Solidão, rejeição e privacidade na relação de casal

Solange Maria Rosset

 

No momento em que as pessoas casam, levam para o relacionamento experiências emocionais arraigadas desde a época da infância, que determinam o seu modo de reagir às situações. É importante que se tenha consciência desse fato para poder compreender melhor o outro e procurar negociar com ele formas de convivência menos conflituosas e mais prazerosas.

 

Todos aprendemos a lidar com questões relacionais básicas em nossa família de origem. Essas aprendizagens ficam inseridas no funcionamento de cada pessoa, ainda que ela tenha pouca ou nenhuma consciência disso. Na vida adulta, quando se iniciam os relacionamentos afetivos e conjugais, tudo aquilo que ficou gravado no íntimo dos parceiros reaparece na forma de comportamentos, desejos e sofrimentos. É o caso das emoções e experiências relacionadas ao manejo da privacidade, da solidão e da rejeição.

Mesmo sabendo que não existe um jeito correto de administrar esses sentimentos, cada um dos envolvidos reage a eles da maneira aprendida na infância como se fosse a melhor –  e sofre ou se queixa quando o parceiro tem outra forma de reagir.

Na maioria das famílias não é comum ensinar às crianças que rejeição é um aspecto relacional inevitável e importante, mas sempre uma coisa ruim, que machuca, e, portanto, deve ser evitada. O resultado é que elas chegam à vida adulta com muito receio de serem rejeitadas e de rejeitar. Se tivessem aprendido que esses sentimentos são naturais, que são até mesmo um direito relacional, e não encobrem maldade, safadeza ou desamor, teriam mais chance de se relacionar amorosamente sem tanto receio de serem tomadas por eles. Quando fossem rejeitadas saberiam que naquele momento o outro estava apenas querendo ficar só, dedicar-se a alguma atividade. E, quando elas mesmas não estivessem disponíveis, explicitariam seu desejo com sinceridade, com afeto e sem culpa. Rejeitar e ser rejeitado seriam só mais alguns aspectos da relação, que poderiam ser discutidos abertamente.

A maneira de encarar a solidão também depende do que foi aprendido no funcionamento da família, além, claro, da personalidade e das características de cada indivíduo. Se os parceiros aprenderam que ficar só é uma forma de se fortalecer e se reorganizar, vão levar isso para a relação. Haverá, então, momentos de isolamento de cada um e isso não representará risco. Ao contrário. As pausas na convivência poderão ser usadas para avaliações da relação e da forma como se desenvolve. Agora, se a necessidade de ficar só for de apenas um dos parceiros e trouxer fantasmas negativos de solidão, de rejeição e de abandono para o outro, este poderá sofrer, pois não compreenderá o desejo de sua cara-metade e terá dificuldade de fazer bom uso da própria solidão e recolhimento.
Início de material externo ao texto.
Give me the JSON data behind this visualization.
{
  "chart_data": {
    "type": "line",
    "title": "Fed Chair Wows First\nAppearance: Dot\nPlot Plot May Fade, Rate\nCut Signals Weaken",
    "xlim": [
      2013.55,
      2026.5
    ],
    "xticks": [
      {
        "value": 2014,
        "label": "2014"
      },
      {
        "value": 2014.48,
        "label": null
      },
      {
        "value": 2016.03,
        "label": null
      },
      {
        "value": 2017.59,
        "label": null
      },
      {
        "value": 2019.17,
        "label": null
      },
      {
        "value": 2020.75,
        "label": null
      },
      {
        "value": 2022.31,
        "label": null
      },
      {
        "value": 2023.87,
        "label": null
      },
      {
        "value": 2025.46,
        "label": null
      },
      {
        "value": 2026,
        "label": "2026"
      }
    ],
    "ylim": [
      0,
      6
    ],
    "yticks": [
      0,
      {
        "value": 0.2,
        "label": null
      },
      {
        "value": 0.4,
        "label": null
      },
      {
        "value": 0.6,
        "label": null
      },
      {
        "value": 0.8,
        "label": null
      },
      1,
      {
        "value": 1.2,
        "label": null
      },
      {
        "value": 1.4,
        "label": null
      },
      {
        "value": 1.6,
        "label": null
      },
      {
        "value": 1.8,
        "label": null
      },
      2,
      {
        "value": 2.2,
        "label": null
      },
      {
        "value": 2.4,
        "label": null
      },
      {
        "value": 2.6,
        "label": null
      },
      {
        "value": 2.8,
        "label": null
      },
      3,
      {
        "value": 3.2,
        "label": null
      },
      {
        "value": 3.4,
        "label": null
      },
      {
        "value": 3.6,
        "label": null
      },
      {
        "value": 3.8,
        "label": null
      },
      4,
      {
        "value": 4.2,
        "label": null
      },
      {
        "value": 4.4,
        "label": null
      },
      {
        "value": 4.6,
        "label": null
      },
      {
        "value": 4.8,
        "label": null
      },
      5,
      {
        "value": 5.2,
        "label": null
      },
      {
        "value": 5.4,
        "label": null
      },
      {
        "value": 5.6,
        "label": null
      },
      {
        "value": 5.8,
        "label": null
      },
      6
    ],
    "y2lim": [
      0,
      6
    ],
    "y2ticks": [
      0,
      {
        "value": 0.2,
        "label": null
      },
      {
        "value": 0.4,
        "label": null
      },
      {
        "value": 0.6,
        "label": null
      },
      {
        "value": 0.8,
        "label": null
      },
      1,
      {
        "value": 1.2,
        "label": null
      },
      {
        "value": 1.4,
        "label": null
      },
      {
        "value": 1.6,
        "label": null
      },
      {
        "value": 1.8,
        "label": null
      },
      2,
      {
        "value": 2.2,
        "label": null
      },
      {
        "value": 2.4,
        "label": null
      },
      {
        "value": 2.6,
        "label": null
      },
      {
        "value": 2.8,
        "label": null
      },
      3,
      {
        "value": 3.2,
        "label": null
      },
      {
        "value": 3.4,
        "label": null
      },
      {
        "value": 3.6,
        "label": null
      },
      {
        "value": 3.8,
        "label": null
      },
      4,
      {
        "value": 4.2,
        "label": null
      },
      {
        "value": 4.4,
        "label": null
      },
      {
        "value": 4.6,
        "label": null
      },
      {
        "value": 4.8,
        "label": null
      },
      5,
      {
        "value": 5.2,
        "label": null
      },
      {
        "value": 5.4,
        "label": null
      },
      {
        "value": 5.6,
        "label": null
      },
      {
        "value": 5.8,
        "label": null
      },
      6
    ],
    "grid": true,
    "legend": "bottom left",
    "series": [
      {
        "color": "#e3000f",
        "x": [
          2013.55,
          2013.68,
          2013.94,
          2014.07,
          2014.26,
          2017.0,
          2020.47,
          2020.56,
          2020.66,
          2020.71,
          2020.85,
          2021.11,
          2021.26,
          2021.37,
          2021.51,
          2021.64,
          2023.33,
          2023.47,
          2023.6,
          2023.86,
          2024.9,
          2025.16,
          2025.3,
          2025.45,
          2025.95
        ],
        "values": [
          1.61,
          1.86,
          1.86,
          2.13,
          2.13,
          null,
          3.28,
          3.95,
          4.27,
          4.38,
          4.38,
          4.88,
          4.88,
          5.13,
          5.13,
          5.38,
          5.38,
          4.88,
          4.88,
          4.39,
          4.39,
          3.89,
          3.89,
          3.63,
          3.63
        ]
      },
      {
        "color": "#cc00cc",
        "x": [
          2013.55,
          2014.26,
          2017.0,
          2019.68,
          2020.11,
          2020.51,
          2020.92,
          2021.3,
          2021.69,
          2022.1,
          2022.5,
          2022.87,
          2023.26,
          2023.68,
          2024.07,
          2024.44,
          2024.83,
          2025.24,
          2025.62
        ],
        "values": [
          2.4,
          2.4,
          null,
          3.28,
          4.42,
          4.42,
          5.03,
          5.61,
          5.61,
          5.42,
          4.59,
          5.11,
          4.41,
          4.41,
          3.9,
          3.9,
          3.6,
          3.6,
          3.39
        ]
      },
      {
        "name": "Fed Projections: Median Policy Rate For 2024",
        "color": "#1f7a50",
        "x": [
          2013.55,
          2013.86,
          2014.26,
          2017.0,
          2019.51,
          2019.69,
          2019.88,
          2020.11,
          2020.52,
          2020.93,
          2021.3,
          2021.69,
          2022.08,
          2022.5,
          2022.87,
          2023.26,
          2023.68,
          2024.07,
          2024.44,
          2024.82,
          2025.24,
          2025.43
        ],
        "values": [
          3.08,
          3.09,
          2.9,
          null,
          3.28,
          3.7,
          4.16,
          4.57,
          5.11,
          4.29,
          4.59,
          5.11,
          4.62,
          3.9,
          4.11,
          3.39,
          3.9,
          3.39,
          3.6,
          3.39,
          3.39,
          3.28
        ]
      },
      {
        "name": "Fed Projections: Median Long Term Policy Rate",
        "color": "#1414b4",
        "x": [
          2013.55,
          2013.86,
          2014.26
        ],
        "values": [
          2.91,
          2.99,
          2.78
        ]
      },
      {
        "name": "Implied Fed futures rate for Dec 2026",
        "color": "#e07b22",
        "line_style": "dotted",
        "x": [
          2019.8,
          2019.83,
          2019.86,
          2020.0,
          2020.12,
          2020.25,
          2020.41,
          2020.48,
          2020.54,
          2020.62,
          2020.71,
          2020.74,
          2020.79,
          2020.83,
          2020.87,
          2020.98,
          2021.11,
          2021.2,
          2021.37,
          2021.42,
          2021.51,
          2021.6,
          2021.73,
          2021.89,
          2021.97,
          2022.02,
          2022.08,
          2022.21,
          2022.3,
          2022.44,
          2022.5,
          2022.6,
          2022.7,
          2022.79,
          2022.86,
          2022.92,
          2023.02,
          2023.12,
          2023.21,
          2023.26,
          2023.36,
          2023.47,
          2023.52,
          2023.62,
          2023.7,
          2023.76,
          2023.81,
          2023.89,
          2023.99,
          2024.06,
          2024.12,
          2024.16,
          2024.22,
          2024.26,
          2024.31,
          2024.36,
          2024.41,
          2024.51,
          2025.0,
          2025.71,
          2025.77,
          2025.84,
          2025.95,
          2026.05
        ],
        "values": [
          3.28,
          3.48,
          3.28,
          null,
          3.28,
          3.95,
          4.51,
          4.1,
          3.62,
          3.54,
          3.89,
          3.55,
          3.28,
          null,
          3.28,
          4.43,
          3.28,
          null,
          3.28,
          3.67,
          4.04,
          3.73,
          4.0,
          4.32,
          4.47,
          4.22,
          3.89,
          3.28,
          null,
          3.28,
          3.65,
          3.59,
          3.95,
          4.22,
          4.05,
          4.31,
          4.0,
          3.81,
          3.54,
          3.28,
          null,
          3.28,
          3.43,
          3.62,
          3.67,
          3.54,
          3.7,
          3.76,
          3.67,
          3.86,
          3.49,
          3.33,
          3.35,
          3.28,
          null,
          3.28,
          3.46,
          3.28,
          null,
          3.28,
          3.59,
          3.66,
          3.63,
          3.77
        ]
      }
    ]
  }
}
Da mesma forma, a necessidade de privacidade pode acabar se tornando um problema para o casal. Se o costume é dividir tudo, saber tudo do outro, o conflito pode surgir se um dos dois colocar algum limite nesse padrão. A intimidade que se tem ao virar casal é um elemento importante para experiências prazerosas, mas precisa ser permeada pelo respeito à privacidade. A invasão dela pode passar pela leitura de emails do outro, pelo controle do celular, por perguntas insistentes sobre o uso do tempo, enfim, pela necessidade constante de saber mais e mais sobre tudo que o parceiro faz, pensa ou conversa.

A consciência de que cada um pode ter desejos e necessidades diferentes do outro nos aspectos abordados aqui é fundamental para que um casal negocie formas de aproveitar melhor as chances que tiver para aprofundar a relação e se sentir melhor no convívio mútuo.